Mr. Powell, interviewed on CNN's "Late Edition," suggested Iraq could be the source of the anthrax causing problems in this country.
"I don't put it past Iraq. We know they have been working on this kind of terror weapon, and we keep a very close eye on them," he said. But Mr. Powell added that it was "premature to make any judgments yet because we just don't know" where the anthrax came from.
Mr. Bayh, a member of the Senate Select Committee on Intelligence, said on CNN that Iraq "probably does" have anthrax in its arsenal.
Asked whom Mr. Bayh believed was responsible for the U.S. anthrax scare, he said he didn't know. "We do know that al Qaeda was attempting to develop biological capabilities. There are some interesting facts around that might suggest some outside involvement."
In other developments yesterday on the anthrax front:
A total of nine Americans have tested positive for anthrax. The list includes three who have developed the serious inhalation form of the disease, which has killed one of the nine victims.

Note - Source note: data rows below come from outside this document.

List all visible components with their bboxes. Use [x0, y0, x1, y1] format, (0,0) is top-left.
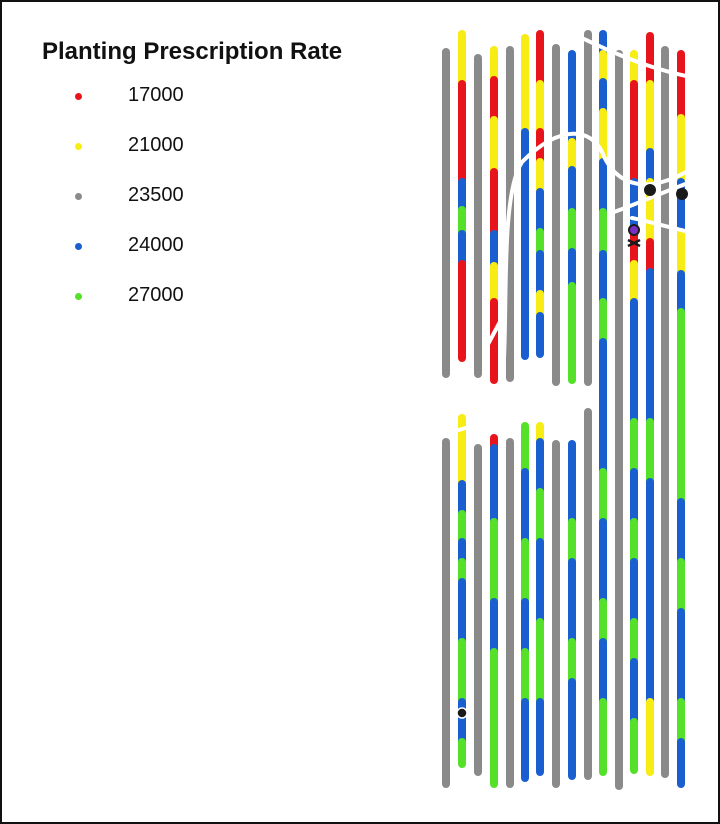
legend-swatch-red — [75, 93, 82, 100]
legend-swatch-gray — [75, 193, 82, 200]
turn-path — [440, 418, 502, 438]
point-marker — [628, 224, 640, 236]
point-marker — [644, 184, 656, 196]
point-marker — [676, 188, 688, 200]
legend: Planting Prescription Rate 17000 21000 2… — [42, 38, 342, 334]
legend-swatch-blue — [75, 243, 82, 250]
legend-item-21000: 21000 — [42, 134, 342, 184]
point-marker — [627, 238, 641, 248]
legend-label: 23500 — [128, 184, 184, 206]
legend-item-23500: 23500 — [42, 184, 342, 234]
legend-label: 24000 — [128, 234, 184, 256]
legend-item-24000: 24000 — [42, 234, 342, 284]
legend-item-17000: 17000 — [42, 84, 342, 134]
legend-item-27000: 27000 — [42, 284, 342, 334]
point-marker — [456, 707, 468, 719]
turn-path — [484, 316, 504, 350]
turn-path — [580, 36, 718, 84]
legend-swatch-yellow — [75, 143, 82, 150]
legend-label: 21000 — [128, 134, 184, 156]
legend-label: 27000 — [128, 284, 184, 306]
legend-label: 17000 — [128, 84, 184, 106]
legend-swatch-green — [75, 293, 82, 300]
turn-path — [630, 216, 718, 240]
legend-title: Planting Prescription Rate — [42, 38, 343, 65]
turn-path — [502, 131, 718, 360]
turn-path — [612, 170, 718, 214]
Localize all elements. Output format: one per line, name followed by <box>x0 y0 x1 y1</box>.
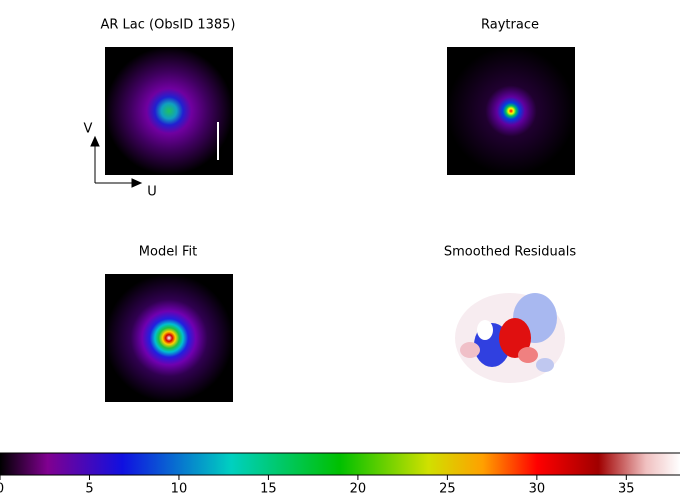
residuals-image <box>455 293 565 383</box>
axis-label: U <box>147 185 157 200</box>
tick-label: 15 <box>260 482 277 497</box>
tick-label: 5 <box>85 482 93 497</box>
axis-label: V <box>84 122 93 137</box>
axes-indicator <box>90 135 143 188</box>
panel-title: AR Lac (ObsID 1385) <box>100 18 235 33</box>
panel-title: Smoothed Residuals <box>444 245 576 260</box>
model-image <box>105 274 233 402</box>
colorbar <box>0 453 680 475</box>
panel-title: Raytrace <box>481 18 539 33</box>
tick-label: 20 <box>350 482 367 497</box>
colorbar-ticks: 0 5 10 15 20 25 30 35 <box>0 475 635 497</box>
tick-label: 25 <box>439 482 456 497</box>
tick-label: 35 <box>618 482 635 497</box>
tick-label: 30 <box>529 482 546 497</box>
panel-title: Model Fit <box>139 245 197 260</box>
observed-image <box>105 47 233 175</box>
tick-label: 0 <box>0 482 4 497</box>
raytrace-image <box>447 47 575 175</box>
tick-label: 10 <box>171 482 188 497</box>
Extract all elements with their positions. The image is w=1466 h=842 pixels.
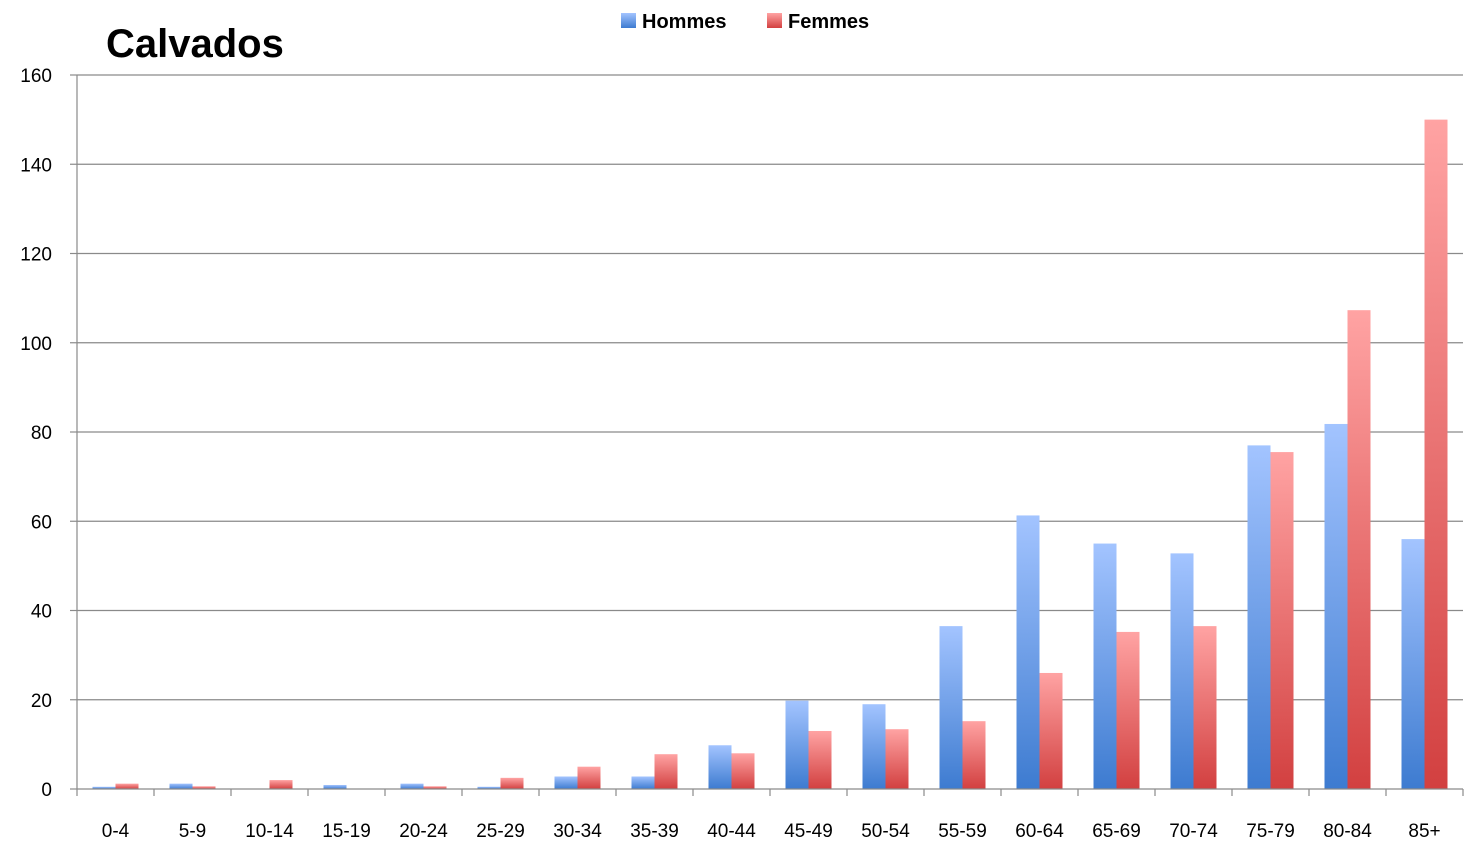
bar-femmes-40-44 [731,753,755,789]
bar-femmes-65-69 [1116,631,1140,789]
bar-hommes-70-74 [1170,553,1194,789]
y-tick-label: 100 [20,334,52,355]
x-tick-label: 35-39 [630,821,679,842]
bar-femmes-30-34 [577,766,601,789]
x-tick-label: 55-59 [938,821,987,842]
y-tick-label: 120 [20,245,52,266]
y-tick-label: 160 [20,66,52,87]
x-tick-label: 50-54 [861,821,910,842]
bar-hommes-50-54 [862,704,886,789]
bar-femmes-50-54 [885,729,909,789]
bar-femmes-80-84 [1347,310,1371,789]
bar-femmes-55-59 [962,721,986,789]
chart-title: Calvados [106,22,284,66]
legend-swatch-femmes [767,13,782,28]
bar-hommes-85+ [1401,539,1425,789]
bar-femmes-35-39 [654,754,678,789]
bar-femmes-25-29 [500,777,524,789]
bar-hommes-5-9 [169,783,193,789]
bar-femmes-20-24 [423,786,447,789]
y-tick-label: 80 [31,423,52,444]
legend-swatch-hommes [621,13,636,28]
bar-hommes-30-34 [554,776,578,789]
x-tick-label: 60-64 [1015,821,1064,842]
y-tick-label: 140 [20,155,52,176]
bar-hommes-25-29 [477,786,501,789]
x-tick-label: 5-9 [179,821,206,842]
x-tick-label: 65-69 [1092,821,1141,842]
legend: Hommes Femmes [621,11,869,33]
x-axis-tick-labels: 0-4 5-9 10-14 15-19 20-24 25-29 30-34 35-39 40-4… [102,821,1441,842]
bar-femmes-70-74 [1193,626,1217,789]
y-tick-label: 40 [31,602,52,623]
bar-hommes-0-4 [92,786,116,789]
y-axis-tick-labels: 0 20 40 60 80 100 120 140 160 [20,66,77,801]
x-tick-label: 30-34 [553,821,602,842]
y-tick-label: 60 [31,512,52,533]
y-tick-label: 20 [31,691,52,712]
bar-femmes-45-49 [808,730,832,789]
legend-item-femmes: Femmes [767,11,869,33]
bars [92,119,1448,789]
bar-femmes-85+ [1424,119,1448,789]
x-tick-label: 45-49 [784,821,833,842]
x-tick-label: 0-4 [102,821,130,842]
bar-femmes-10-14 [269,780,293,789]
x-tick-label: 10-14 [245,821,294,842]
bar-hommes-20-24 [400,783,424,789]
bar-femmes-60-64 [1039,672,1063,789]
bar-hommes-65-69 [1093,543,1117,789]
bar-hommes-15-19 [323,784,347,789]
x-tick-label: 25-29 [476,821,525,842]
x-tick-label: 40-44 [707,821,756,842]
bar-femmes-5-9 [192,786,216,789]
bar-hommes-75-79 [1247,445,1271,789]
bar-femmes-75-79 [1270,452,1294,789]
bar-hommes-45-49 [785,700,809,789]
x-tick-label: 20-24 [399,821,448,842]
x-tick-label: 85+ [1408,821,1440,842]
gridlines [77,74,1463,701]
y-tick-label: 0 [41,780,52,801]
legend-label-hommes: Hommes [642,11,726,33]
bar-femmes-0-4 [115,783,139,789]
bar-hommes-55-59 [939,626,963,789]
legend-item-hommes: Hommes [621,11,726,33]
legend-label-femmes: Femmes [788,11,869,33]
x-tick-label: 80-84 [1323,821,1372,842]
x-tick-label: 15-19 [322,821,371,842]
bar-hommes-35-39 [631,776,655,789]
bar-hommes-60-64 [1016,515,1040,789]
x-tick-label: 75-79 [1246,821,1295,842]
bar-hommes-40-44 [708,745,732,789]
bar-hommes-80-84 [1324,423,1348,789]
x-tick-label: 70-74 [1169,821,1218,842]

Tests for anthrax at ABC-TV, where a 7-month-old boy was believed to have contracted the disease, and other media organizations in New York have come back negative, Mayor Rudolph W. Giuliani said yesterday.
On Capitol Hill, an environmental sweep through 19 buildings continued yesterday. A total of 28 persons have tested positive for exposure to the bacterium, but none has been diagnosed with the disease.